Kemp’s supporters warn that a total embrace of Trump, his false claims about election fraud and his vendetta against the governor for not trying to overturn Trump’s loss in Georgia last year “could ruin Republican chances in 2022 in the narrowly divided state,” The Independent reports.
“Right now we are joined at the hip to Donald Trump, who doesn’t share the same interests,” said James Hall, a state Republican Party committee member from Savannah, according to the news outlet. “He wants to torpedo Brian Kemp.”
Georgia is one of several states seeing Trump-driven infighting. The former president also continues to roil the party’s internal politics in Arizona where he has targeted Republican Gov. Doug Ducey, and Wyoming, where he is driving an effort to oust Liz Cheney, the state’s lone U.S. House member. Trump is endorsing primary candidates across the nation, continuing a drive to remake the Republican Party in his image.
The moment that sent Kemp supporters over the edge was when Trump, repeatedly calling Kemp “a disaster,” twice suggested he would prefer Democrat Stacey Abrams as Georgia’s governor. Abrams became a national Democratic superstar even though Kemp edged her out in 2018. Georgia Democrats strongly want her to run again for the governor’s office in 2022.

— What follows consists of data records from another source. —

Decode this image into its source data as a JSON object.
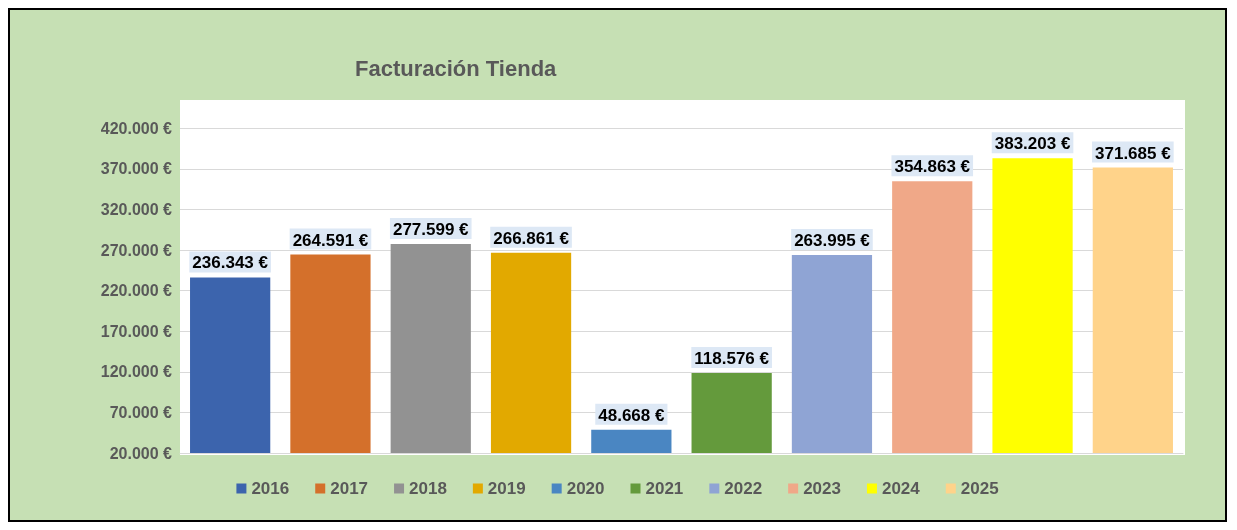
{
  "chart_data": {
    "type": "bar",
    "title": "Facturación Tienda",
    "categories": [
      null,
      null,
      null,
      null,
      null,
      null,
      null,
      null,
      null,
      null
    ],
    "series": [
      {
        "name": "2016",
        "color": "#3c64ad",
        "values": [
          236343,
          null,
          null,
          null,
          null,
          null,
          null,
          null,
          null,
          null
        ],
        "value_labels": [
          "236.343 €",
          null,
          null,
          null,
          null,
          null,
          null,
          null,
          null,
          null
        ]
      },
      {
        "name": "2017",
        "color": "#d4702b",
        "values": [
          null,
          264591,
          null,
          null,
          null,
          null,
          null,
          null,
          null,
          null
        ],
        "value_labels": [
          null,
          "264.591 €",
          null,
          null,
          null,
          null,
          null,
          null,
          null,
          null
        ]
      },
      {
        "name": "2018",
        "color": "#929292",
        "values": [
          null,
          null,
          277599,
          null,
          null,
          null,
          null,
          null,
          null,
          null
        ],
        "value_labels": [
          null,
          null,
          "277.599 €",
          null,
          null,
          null,
          null,
          null,
          null,
          null
        ]
      },
      {
        "name": "2019",
        "color": "#e2a900",
        "values": [
          null,
          null,
          null,
          266861,
          null,
          null,
          null,
          null,
          null,
          null
        ],
        "value_labels": [
          null,
          null,
          null,
          "266.861 €",
          null,
          null,
          null,
          null,
          null,
          null
        ]
      },
      {
        "name": "2020",
        "color": "#4a86c2",
        "values": [
          null,
          null,
          null,
          null,
          48668,
          null,
          null,
          null,
          null,
          null
        ],
        "value_labels": [
          null,
          null,
          null,
          null,
          "48.668 €",
          null,
          null,
          null,
          null,
          null
        ]
      },
      {
        "name": "2021",
        "color": "#649a3c",
        "values": [
          null,
          null,
          null,
          null,
          null,
          118576,
          null,
          null,
          null,
          null
        ],
        "value_labels": [
          null,
          null,
          null,
          null,
          null,
          "118.576 €",
          null,
          null,
          null,
          null
        ]
      },
      {
        "name": "2022",
        "color": "#8fa4d4",
        "values": [
          null,
          null,
          null,
          null,
          null,
          null,
          263995,
          null,
          null,
          null
        ],
        "value_labels": [
          null,
          null,
          null,
          null,
          null,
          null,
          "263.995 €",
          null,
          null,
          null
        ]
      },
      {
        "name": "2023",
        "color": "#f0a888",
        "values": [
          null,
          null,
          null,
          null,
          null,
          null,
          null,
          354863,
          null,
          null
        ],
        "value_labels": [
          null,
          null,
          null,
          null,
          null,
          null,
          null,
          "354.863 €",
          null,
          null
        ]
      },
      {
        "name": "2024",
        "color": "#ffff00",
        "values": [
          null,
          null,
          null,
          null,
          null,
          null,
          null,
          null,
          383203,
          null
        ],
        "value_labels": [
          null,
          null,
          null,
          null,
          null,
          null,
          null,
          null,
          "383.203 €",
          null
        ]
      },
      {
        "name": "2025",
        "color": "#ffd38a",
        "values": [
          null,
          null,
          null,
          null,
          null,
          null,
          null,
          null,
          null,
          371685
        ],
        "value_labels": [
          null,
          null,
          null,
          null,
          null,
          null,
          null,
          null,
          null,
          "371.685 €"
        ]
      }
    ],
    "ylim": [
      20000,
      455000
    ],
    "yticks": [
      {
        "value": 20000,
        "label": "20.000 €"
      },
      {
        "value": 70000,
        "label": "70.000 €"
      },
      {
        "value": 120000,
        "label": "120.000 €"
      },
      {
        "value": 170000,
        "label": "170.000 €"
      },
      {
        "value": 220000,
        "label": "220.000 €"
      },
      {
        "value": 270000,
        "label": "270.000 €"
      },
      {
        "value": 320000,
        "label": "320.000 €"
      },
      {
        "value": 370000,
        "label": "370.000 €"
      },
      {
        "value": 420000,
        "label": "420.000 €"
      }
    ],
    "grid": "y",
    "legend": "bottom"
  }
}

“Stacey, would you like to take his place? It’s OK with me,” Trump said at the rally in Perry, Georgia.
The Independent noted that “Kemp allies are particularly angry at state Republican Party Chairman David Shafer, who introduced the rally. Critics say Shafer violated party bylaws requiring him to not pick sides in primaries by appearing at an event during which Trump repeated his endorsement of several candidates.”
Shafer, who continues to echo Trump’s false fraud claims and call for an additional audit of Georgia’s results, tried to distance herself from the debacle, saying that it was Trump’s event, not the party’s.
“When we accept a contribution or sponsorship from a Republican candidate to speak at an event, that does not mean we are endorsing the candidate or agreeing with everything the politician says,” Shafer wrote in a letter to state committee members on Monday after Hall and others complained.
“My job is to emphasize the areas of agreement and not the areas of disagreement with other Republicans,” Shafer said. “We can’t win divided. We’ve got to pull everyone back together, and that’s what I’m going to do.”
It’s unclear how the infight will affect Republicans Republicans in a state that has swung sharply toward Democrats in recent years.